Kit: Heinkel He 70G-1 ‘Blitz’ (F-2/170 A) Scale: 1:72
Kit type: Injection moulded Decal options: (three) He 70G-1 DUTIM, 1935; an He 70F-2, Spanish Nationalist Air Force, 1938; He 170A, Royal Hungarian Air Force, 1942
UK price: £3.99 Website: www. revell. de
I believe that I am correct in saying that this kit was first produced by Matchbox, many years ago. Now marketed by Revell, the box is jam packed with three sprues of light grey plastic, one sprue of clear parts, an extremely comprehensive decal sheet and a detailed set of instructions, which at first glance appear to be a bit daunting. However, once you have decided to build the F-2, G-l or radial-engined 170A version, you’ll be able to decipher them. In all, 32 stages are illustrated. The plastic sports some delicate, raised surface detail, while the outlines of the control surfaces are rather prominently recessed.
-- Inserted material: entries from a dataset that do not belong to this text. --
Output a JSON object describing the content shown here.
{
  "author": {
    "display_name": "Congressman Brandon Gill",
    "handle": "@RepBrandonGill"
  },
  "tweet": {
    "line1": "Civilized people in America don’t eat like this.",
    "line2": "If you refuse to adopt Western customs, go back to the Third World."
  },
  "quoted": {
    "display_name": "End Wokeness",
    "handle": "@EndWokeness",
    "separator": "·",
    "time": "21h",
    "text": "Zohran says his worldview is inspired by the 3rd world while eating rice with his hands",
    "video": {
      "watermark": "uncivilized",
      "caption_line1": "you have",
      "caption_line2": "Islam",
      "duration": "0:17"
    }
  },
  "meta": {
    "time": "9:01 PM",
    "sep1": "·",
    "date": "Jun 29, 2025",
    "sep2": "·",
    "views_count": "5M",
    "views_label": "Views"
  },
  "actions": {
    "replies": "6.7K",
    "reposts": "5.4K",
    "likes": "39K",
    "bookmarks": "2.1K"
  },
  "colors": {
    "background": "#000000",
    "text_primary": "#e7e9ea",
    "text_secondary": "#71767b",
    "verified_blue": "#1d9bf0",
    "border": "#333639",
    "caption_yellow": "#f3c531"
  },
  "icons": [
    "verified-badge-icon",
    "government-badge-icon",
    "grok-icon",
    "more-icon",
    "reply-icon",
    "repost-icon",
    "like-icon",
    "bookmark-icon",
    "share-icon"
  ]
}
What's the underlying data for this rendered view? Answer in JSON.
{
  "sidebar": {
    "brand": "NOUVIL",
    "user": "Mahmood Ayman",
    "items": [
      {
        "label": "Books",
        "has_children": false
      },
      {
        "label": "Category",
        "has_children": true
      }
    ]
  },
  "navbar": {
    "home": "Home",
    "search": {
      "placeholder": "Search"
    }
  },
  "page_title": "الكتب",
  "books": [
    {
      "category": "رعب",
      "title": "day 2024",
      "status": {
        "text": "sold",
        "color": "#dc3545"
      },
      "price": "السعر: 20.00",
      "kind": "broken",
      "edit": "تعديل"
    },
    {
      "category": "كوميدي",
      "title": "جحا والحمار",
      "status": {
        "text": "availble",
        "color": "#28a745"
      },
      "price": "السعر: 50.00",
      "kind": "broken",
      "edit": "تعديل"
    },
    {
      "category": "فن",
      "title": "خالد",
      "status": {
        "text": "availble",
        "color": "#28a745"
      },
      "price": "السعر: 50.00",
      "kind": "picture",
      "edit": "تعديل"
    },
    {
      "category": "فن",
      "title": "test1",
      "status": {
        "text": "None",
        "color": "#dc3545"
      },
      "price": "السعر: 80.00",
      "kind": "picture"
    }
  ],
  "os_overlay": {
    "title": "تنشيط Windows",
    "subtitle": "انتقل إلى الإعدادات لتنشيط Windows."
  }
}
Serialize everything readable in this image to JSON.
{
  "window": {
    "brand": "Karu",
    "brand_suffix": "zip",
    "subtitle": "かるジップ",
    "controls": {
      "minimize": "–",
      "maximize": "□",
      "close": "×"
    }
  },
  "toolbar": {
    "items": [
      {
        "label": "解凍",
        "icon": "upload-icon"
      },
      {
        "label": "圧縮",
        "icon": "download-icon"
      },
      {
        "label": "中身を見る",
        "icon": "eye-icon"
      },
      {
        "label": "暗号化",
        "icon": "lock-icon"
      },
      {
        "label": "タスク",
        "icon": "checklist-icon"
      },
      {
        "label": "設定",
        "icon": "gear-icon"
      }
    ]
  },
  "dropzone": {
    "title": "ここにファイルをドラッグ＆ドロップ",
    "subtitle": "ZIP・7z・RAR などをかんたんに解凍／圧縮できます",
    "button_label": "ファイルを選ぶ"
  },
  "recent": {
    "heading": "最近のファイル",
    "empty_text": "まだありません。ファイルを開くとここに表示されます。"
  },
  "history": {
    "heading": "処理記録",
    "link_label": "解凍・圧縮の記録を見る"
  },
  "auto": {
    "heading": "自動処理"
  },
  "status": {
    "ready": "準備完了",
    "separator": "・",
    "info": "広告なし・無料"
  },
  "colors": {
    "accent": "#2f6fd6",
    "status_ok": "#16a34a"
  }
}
Construction begins with the cockpit, and a detailed painting guide is included. A decal may be used to represent the instrument panel if you so desire. There are transparencies to be positioned in the fuselage cutouts, but their fit was such that it wasn’t at all snug. I’m also at a loss as to the need for the transparency in the floor for the German passenger-carrying variant. The painting guide shows it without, but the kit makes no provision for the fit of optional parts in this area. The cockpit detail is basic and if the passenger version is built its interior will be conveniently hidden, but if any of the two military versions are built then extra detail will have to be added.
I had trouble with the fuselage joint, but eventually managed to arrange the worst of the step on the underside. Likewise, the cockpit decking needed a great deal of sanding in order to blend it in with its surroundings. The wings come as upper and lower surface halves, and their fit to each other is good. However, the wing to fuselage joint was such that a jig was needed to hold everything in place, followed by a great deal of filling and sanding.
An inline engine with a two-bladed propeller is provided, along with a radial engine and three-bladed propeller. My choice was with the two-bladed propeller. Attaching the forward engine part, via three cowling panels, to the front of the fuselage made me wish that I had a third hand. The result of this exercise was a prominent gap and step between the cowling and the forward part of the fuselage, which also needed a large amount of filler and a great deal of sanding.
The main undercarriage is also basic. The wheel wells are not boxed in, and there’s no detail inside. The rudder comes as a separate item as do the tailplanes, and their fit is good.
An excellent painting and decal guide gives profile and plan views for three aircraft. The decal sheet is packed, while the decals themselves were beautifully thin, and reacted without any problems to the use of the usual solutions.
I really enjoyed this build. So much so, in fact, that I’ve another in the pending pile. Bear in mind that this kit first appeared many years ago, when our expectations were not what they are now, and enjoy this delightful little kit.
Aeroguide Special: TSR.2 Anthony M. Thornborough Ad Hoc Publications £11.99 Website: www. adhocpublications. com
It’s probably not wholly accurate to say that interest in the ВАС TSR.2 has been revived since Airfix announced its kit, as there seems to have been regular evidence of the memory being kept green since its untimely end 40 years ago.
But with the perhaps unexpected success of the Airfix kit, there has been a positive surge of enthusiasm among some sections at least of the modelling community, and not, I gather, solely in Britain. This Aeroguide Special, then, is well timed.
It gives a useful history of the project and the resultant aircraft, and is profusely illustrated not only with archive photographs, of which many will be familiar, but also with specially-taken detail close-ups of XR220 and 222, at Cosford and Duxford, respectively. Eight of the pages are in colour, and although the external finish is reasonably self-evident, the cockpit and ejection seat shots are particularly useful. There are also 1:72 scale plans, and detail drawings of interior arrangements, including the expected reconnaissance pack. There are those of us for whom this aircraft has, for technical, political or even aesthetic reasons become an icon; and whether you’re just interested or planning to build between, say, one and 20 in plain vanilla or more exotic flavours, this book is highly recommended. And it’s very good to see Roger Chesnau’s Aeroguide series back after too long an absence and to see him updating his previous subjects under this new publishing label. A parallel reading of this book and the publisher’s recent Buccaneer title is instructive.